Shaved Meats, Piled High: COVID-19 Edition
March 29
How are you doing?
I don't ask that question idly or glibly. I think everyone needs to sort this question out for themselves, without judgment.
How are you doing? What are you doing to cope? I can read, but I can't watch new television shows, only things I have seen before, with the exception of The Plot Against America, which we are watching as a family, a first for a Blown Deadlines production. I find that planning my weekly menus is essential. Tonight, Sunday, we had Alison Roman's lamb ragu with Ina Garten's roasted cherry tomatoes and a green salad. Monday is pork tenderloin, Tuesday is Michael Ruhlman's egg fu yung, then Alison Roman's chicken confit and Eating Well's picadillo. On Friday, we will do take-out, on Saturday, we can feast on leftovers. My daughter has asked if she can help plan next week's menu and I can't wait. It's a genre of sorts, no, the menu plan? Per Chekhov, if you have pork tenderloin in the first act, you better use the leftover pork by week's end. (That's where the egg fu yung comes in.)
I can work, in very small, focused bursts, but my book happens to require small, focused bursts right now. I take walks with my friend, a frontline health care worker, and we bring our phones, walking at least six feet apart and chatting through the phones. Today I found myself telling her how much I love my work, how lucky I am to have a job in which I have the enormous privilege of leaning into my made-up story and trying to make it work.
I also have been doing something quite silly. On Sunday, March 23, Rachel Syme, who writes for the New Yorker s among other places, asked people to take at least five minutes to put on something fabulous from the back of their closets and share a photo with the Internet. I did it and I couldn't believe how great it felt. In the Before Times, I not so secretly wanted to live in pajamas; when I met with a stylist last fall I described my aesthetic as "pajamas, but nice." I like soft, slouchy clothes. But I have always liked beautiful ones as well, especially shoes and boots. So I kept trying to dress nicely, every day. And I kept photographing myself. Some of the outfits were clearly over the top, but more often than not, I wore what I modeled for much of the day.
I have always yearned to be stylish, but I'm much too lazy to achieve any consistency. I also don't follow fashion, don't read any of the big magazines, or pay attention to trends. In fact, I am deeply skeptical of the capitalistic underpinnings of an industry that depends on making us buy new things on a regular basis, which has real consequences for our planet. But I do watch Project Runway and, in the second week of home-schooling my daughter, I found myself developing a mini-curriculum on fashion, showing her the film What a Way To Go, using that as a springboard to discuss Edith Head, which led to The Incredibles and Head's cameo on Columbo. We designed our own evening gowns as part of art class, continued with a Saturday triple-feature of movies that have notable fashions: The Devil Wears Prada, Desperately Seeking Susan, Crocodile Dundee. (Theme within a theme: The second two were also a tribute to the actor Mark Blum, who died from COVID-19 last week.)
On my street in New Orleans, there was a particular house I loved. At a neighborhood party, I met the woman who then lived there. The person who introduced us said, in passing: "Remember that time we had a power outage in the summer and it was so hot and I stopped by your house and you were sitting in the dark in an evening gown, reading a book by candlelight?" "I just wanted to feel pretty." I was knocked out with admiration for that kind of glamour, by the idea that feeling pretty could provide a balm.

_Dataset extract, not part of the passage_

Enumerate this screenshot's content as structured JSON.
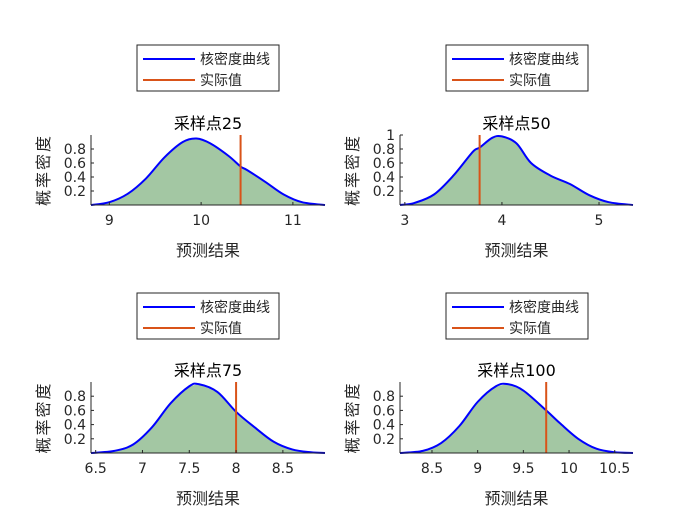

So I am trying to feel pretty every day, even as I wrestle with whether it is frivolous and offensive, a new spin on Marie Antoinette playing milkmaid, a story that turns out to be apocryphal. But even if it were true, I think what I'm doing is quite different. I am trying to celebrate what I have. And, by the way -- the biggest name brands in my closet tend to be acquired from consignment shops and sites. When this devil wears Prada, it's used.
In the wonderful movie In Her Shoes, the Cameron Diaz character tells the Toni Collette that it's a crime to keep beautiful shoes locked up, that they have to go out into the world. When this is over, I plan to take my beautiful shoes and clothes into the world, to find a chance to wear them whenever possible.
The Mystery Box will return. Lots of things will return. But so many lives will have been lost, there's no getting around that. My Pollyanna-ish hope is that we come through this understanding that we are one globe and that we will continue to face challenges that have no interest in our arbitrary borders.
Reading: The Glass Hotel, Emily St. John Mandel; Weather, Jenny Offill, From Scratch, Michael Ruhlman. (Yes, it's a cookbook, but it's also a manifesto about how we cook and eat.) Lots and lots of galleys.
Rereading: The Lenora Mattingly Weber "Beany Malone" series.
Me, Me, Me: Oh, lord, hasn't there been enough of me in here?